Jim Barraud web designer

HTML5 Proposal to the W3C

The same day I decide to leave HTML Working Group due to the flood of emails and general lack of organization and direction; Apple, Mozilla, & Opera also decided enough is enough. They’ve filed a formal proposal for the current W3C HTML Working Group to adopt the work the WHATWG has already put into HTML5. This will act a starting point for further discussions of the HTML5 specification. We’ll see what the co-chairs have to say about this and if it’s accepted.

HTML unWorking Group

I was initially excited about being a part of the HTML Working Group. I felt subscribing to the mailing list would offer an opportunity to contribute to the development of the HTML5 recommendation, or at the very least provide some insight into the process. So far, I have gained a bit of insight into the process. It’s that there really isn’t one.

The amount of email that the list generates is completely unmanageable. A weekend can generate about 150 emails. And most of those emails are quite lengthy. There’s currently no real structure of what discussions should take place or how they should be handled. Actually, so far one quarter of the discussions have been about that fact. People trying to come up with a process. If you count all the discussions about how to handle the previous WHATWG efforts and how the new discussions will interplay with those, then it’s probably more like one third. I would have figured most of this would have been ironed out before setting up the new working group, but it hasn’t. The rest of the discussions are people pitching what they would and would not like to see in HTML5 and the ensuing arguments debate. Which is how it should be, but right now everything is posted very “willy-nilly”.

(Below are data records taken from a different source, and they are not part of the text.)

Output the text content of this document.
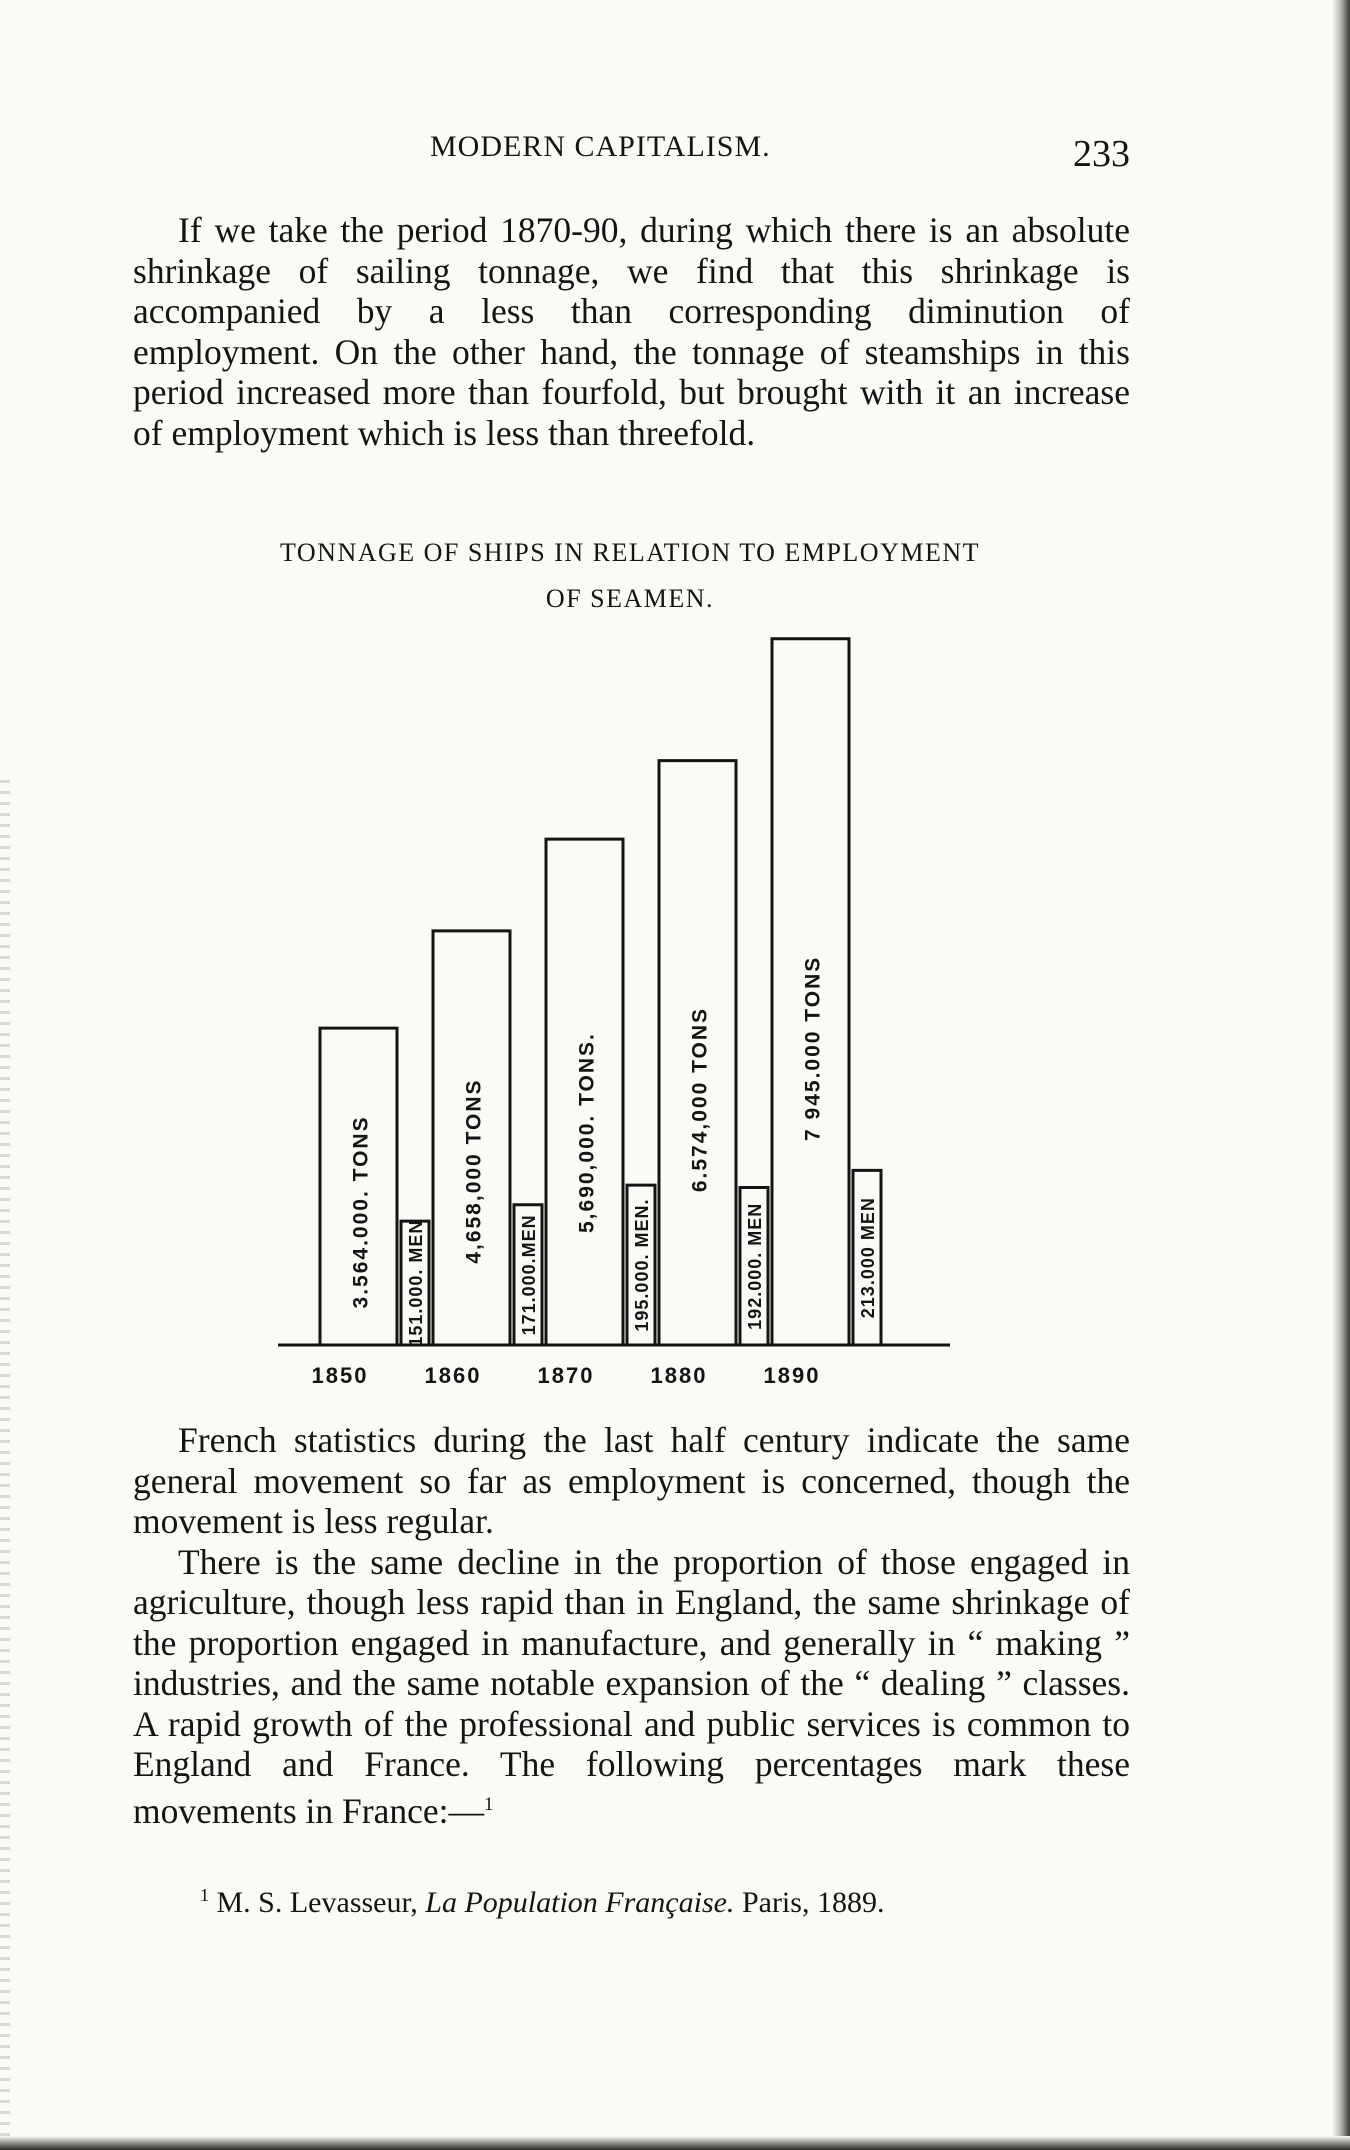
MODERN CAPITALISM.	233

If we take the period 1870-90, during which there is an absolute shrinkage of sailing tonnage, we find that this shrinkage is accompanied by a less than corresponding diminution of employment. On the other hand, the tonnage of steamships in this period increased more than fourfold, but brought with it an increase of employment which is less than threefold.

TONNAGE OF SHIPS IN RELATION TO EMPLOYMENT
OF SEAMEN.
3.564.000. TONS 151.000. MEN
1850
4,658,000 TONS
171.000.MEN
1860
5,690,000. TONS.
195.000. MEN.
1870
6.574,000 TONS
192.000. MEN
1880
7 945.000 TONS
213.000 MEN
1890

French statistics during the last half century indicate the same general movement so far as employment is concerned, though the movement is less regular.

There is the same decline in the proportion of those engaged in agriculture, though less rapid than in England, the same shrinkage of the proportion engaged in manufacture, and generally in “ making ” industries, and the same notable expansion of the “ dealing ” classes. A rapid growth of the professional and public services is common to England and France. The following percentages mark these movements in France:—$^1$

$^1$ M. S. Levasseur, La Population Française. Paris, 1889.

I’m sure most of these issues will resolve themselves in due time and real work will begin to get done (there’s some very smart people on this list). But unless you make the HTML WG your primary effort and don’t have a day job or a family, I’m not sure how anyone could actively participate. So I’ve unsubscribed from the mailing list. I’ll probably still keep tabs through the blog and the mailing lists online archives, but unsubscribing will remove the unnecessary “select unread, mark as read” workflow I currently have with dealing with the list.

HTML Working Group(ie)

As an update to my previous post about the W3C HTML Working Group, I myself have joined. I’m coming at this from the perspective of an end user in what the working group will produce, the recommendation spec for HTML5. Not as someone who will implement the recommendations into the actual browsers, but as someone who lives day in and day out writing modern HTML markup. Since much of my work is centered around creating modern web applications and web applications is one of the main things to be addressed in HTML5, I’d be keen to add my 2 cents where appropriate.

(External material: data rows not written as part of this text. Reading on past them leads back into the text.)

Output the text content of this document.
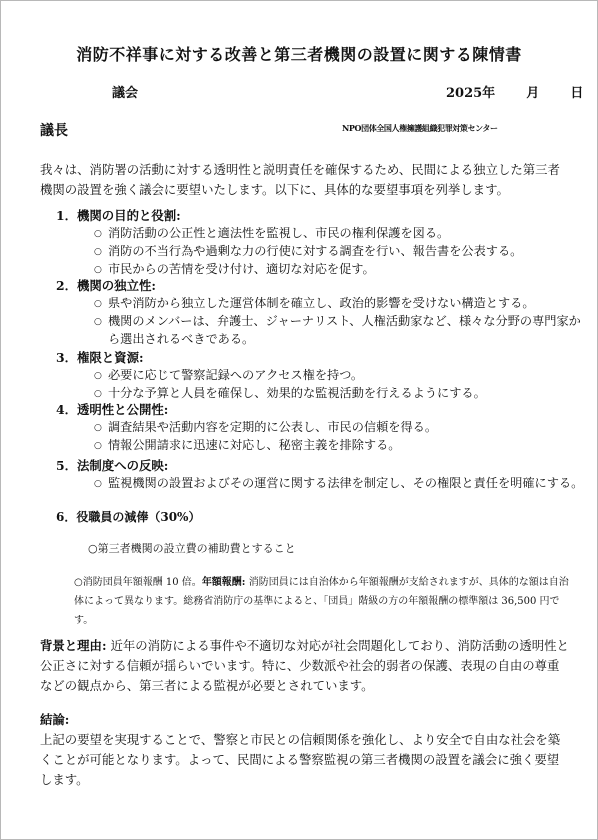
消防不祥事に対する改善と第三者機関の設置に関する陳情書
議会	2025年 月 日
議長	NPO団体全国人権擁護組織犯罪対策センター
我々は、消防署の活動に対する透明性と説明責任を確保するため、民間による独立した第三者機関の設置を強く議会に要望いたします。以下に、具体的な要望事項を列挙します。
1．機関の目的と役割:
○ 消防活動の公正性と適法性を監視し、市民の権利保護を図る。
○ 消防の不当行為や過剰な力の行使に対する調査を行い、報告書を公表する。
○ 市民からの苦情を受け付け、適切な対応を促す。
2．機関の独立性:
○ 県や消防から独立した運営体制を確立し、政治的影響を受けない構造とする。
○ 機関のメンバーは、弁護士、ジャーナリスト、人権活動家など、様々な分野の専門家か
ら選出されるべきである。
3．権限と資源:
○ 必要に応じて警察記録へのアクセス権を持つ。
○ 十分な予算と人員を確保し、効果的な監視活動を行えるようにする。
4．透明性と公開性:
○ 調査結果や活動内容を定期的に公表し、市民の信頼を得る。
○ 情報公開請求に迅速に対応し、秘密主義を排除する。
5．法制度への反映:
○ 監視機関の設置およびその運営に関する法律を制定し、その権限と責任を明確にする。
6．役職員の減俸（30%）
○第三者機関の設立費の補助費とすること
○消防団員年額報酬 10 倍。年額報酬: 消防団員には自治体から年額報酬が支給されますが、具体的な額は自治
体によって異なります。総務省消防庁の基準によると、「団員」階級の方の年額報酬の標準額は 36,500 円で
す。
背景と理由: 近年の消防による事件や不適切な対応が社会問題化しており、消防活動の透明性と公正さに対する信頼が揺らいでいます。特に、少数派や社会的弱者の保護、表現の自由の尊重などの観点から、第三者による監視が必要とされています。
結論:
上記の要望を実現することで、警察と市民との信頼関係を強化し、より安全で自由な社会を築くことが可能となります。よって、民間による警察監視の第三者機関の設置を議会に強く要望します。
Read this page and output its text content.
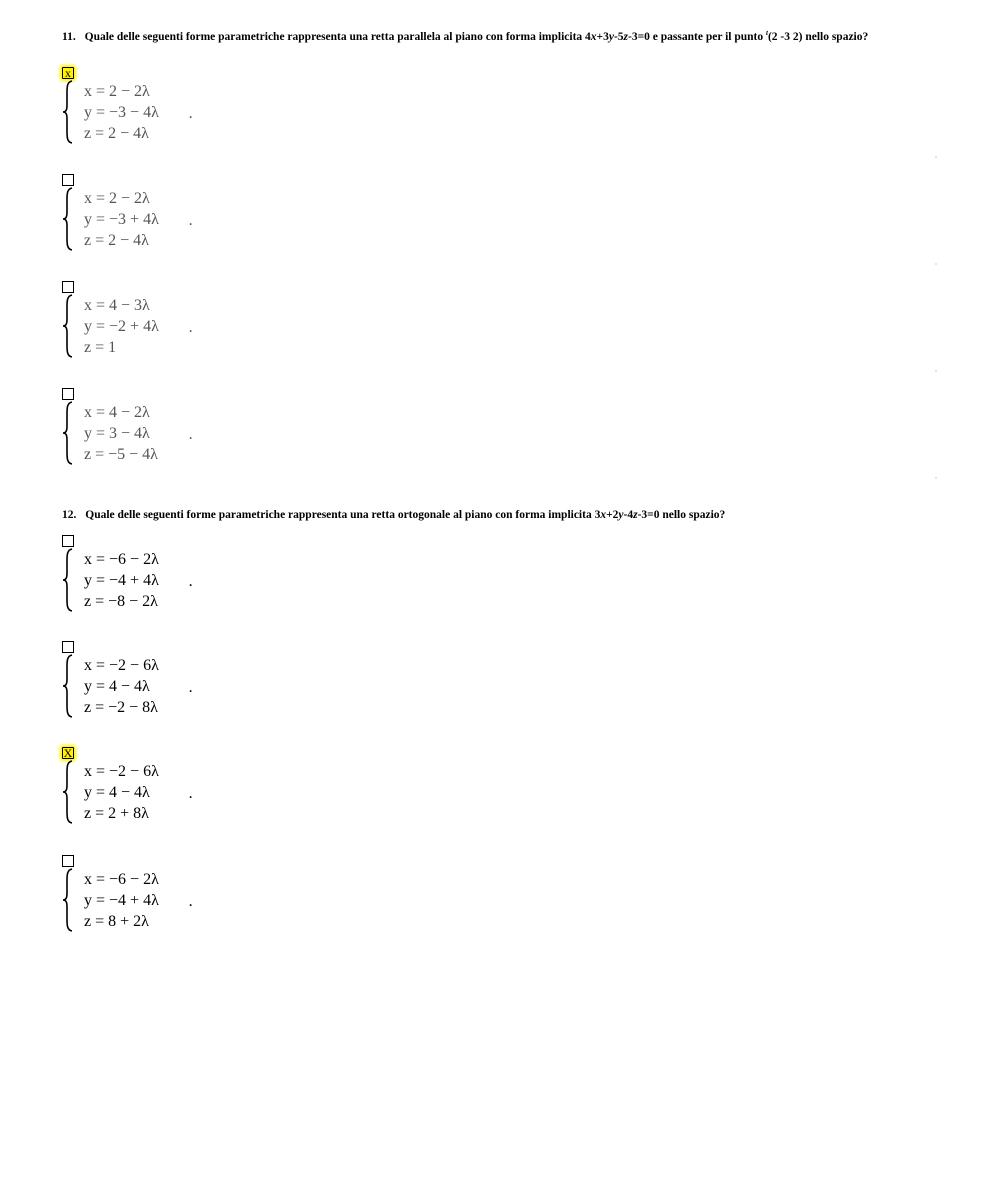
11. Quale delle seguenti forme parametriche rappresenta una retta parallela al piano con forma implicita 4x+3y-5z-3=0 e passante per il punto $^t$(2 -3 2) nello spazio?
x
x = 2 − 2λ
y = −3 − 4λ
z = 2 − 4λ
.
x = 2 − 2λ
y = −3 + 4λ
z = 2 − 4λ
.
x = 4 − 3λ
y = −2 + 4λ
z = 1
.
x = 4 − 2λ
y = 3 − 4λ
z = −5 − 4λ
.
12. Quale delle seguenti forme parametriche rappresenta una retta ortogonale al piano con forma implicita 3x+2y-4z-3=0 nello spazio?
x = −6 − 2λ
y = −4 + 4λ
z = −8 − 2λ
.
x = −2 − 6λ
y = 4 − 4λ
z = −2 − 8λ
.
X
x = −2 − 6λ
y = 4 − 4λ
z = 2 + 8λ
.
x = −6 − 2λ
y = −4 + 4λ
z = 8 + 2λ
.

I encourage anyone who feels that they may have something to contribute or has any strong opinions on where the language should or shouldn’t go, to sign up. It’s open to the public, so should something get decided you don’t agree with, you’ll have no one to blame but yourself. At the very least you’ll get a front row seat to the creation HTML5.

HTML ReGroup

Yesterday the W3C announced the formation of a new HTML Working Group with goal of updating the HTML & XHTML standards and bring them into the modern age. I personally have only 2 concerns with the new effort.

One, there won’t be a formal specification until Q3 2010. Yup, 3 1/2 years. And that’s if they keep to the timeline. But the other issue with that is once it’s a final spec, it’ll be another 2-3 years before these features are commonplace enough in the browsers for them to be useful. Of course the browser makers can be proactive and start implementing these features before the spec is a final recommendation. But considering the current recommendations (which are around 7 years old) still aren’t fully implemented, I’m not overly optimistic that will happen.

My second concern is that the co-chair of the new working group is Chris Wilson, the Group Program Manager for Microsoft Internet Explorer. My concern is not about Chris as an individual (I don’t know him), but that he’s employed by a leading browser manufacturer. And not necessarily because it’s Microsoft, I’d feel the same if it was someone from Mozilla, Opera or Apple. Having a browser manufacturer heading an organization with the task of updating the HTML standard seems like a conflict of interest. But considering the other co-chair is Dan Connolly from the W3C, there may be some checks and balances in place.

On a very positive note, the discussions related to the new recommendations will be open to all in a public forum. From the press release:

“Based on significant input from the design and developer communities within and outside the W3C Membership, W3C has chartered the group to conduct its work in public and to solicit broad participation from W3C Members and non-Members alike.”

So if you feel you have the expertise to contribute to the new HMTL/XHTML recommendations, sign up.

This is a very exciting development for anyone who works in the world of HTML. A lot has changed since the last recommendations were finalized in the ways we build web sites and web applications. It’ll be great to have markup that accounts for that and allows for developers to push it even further.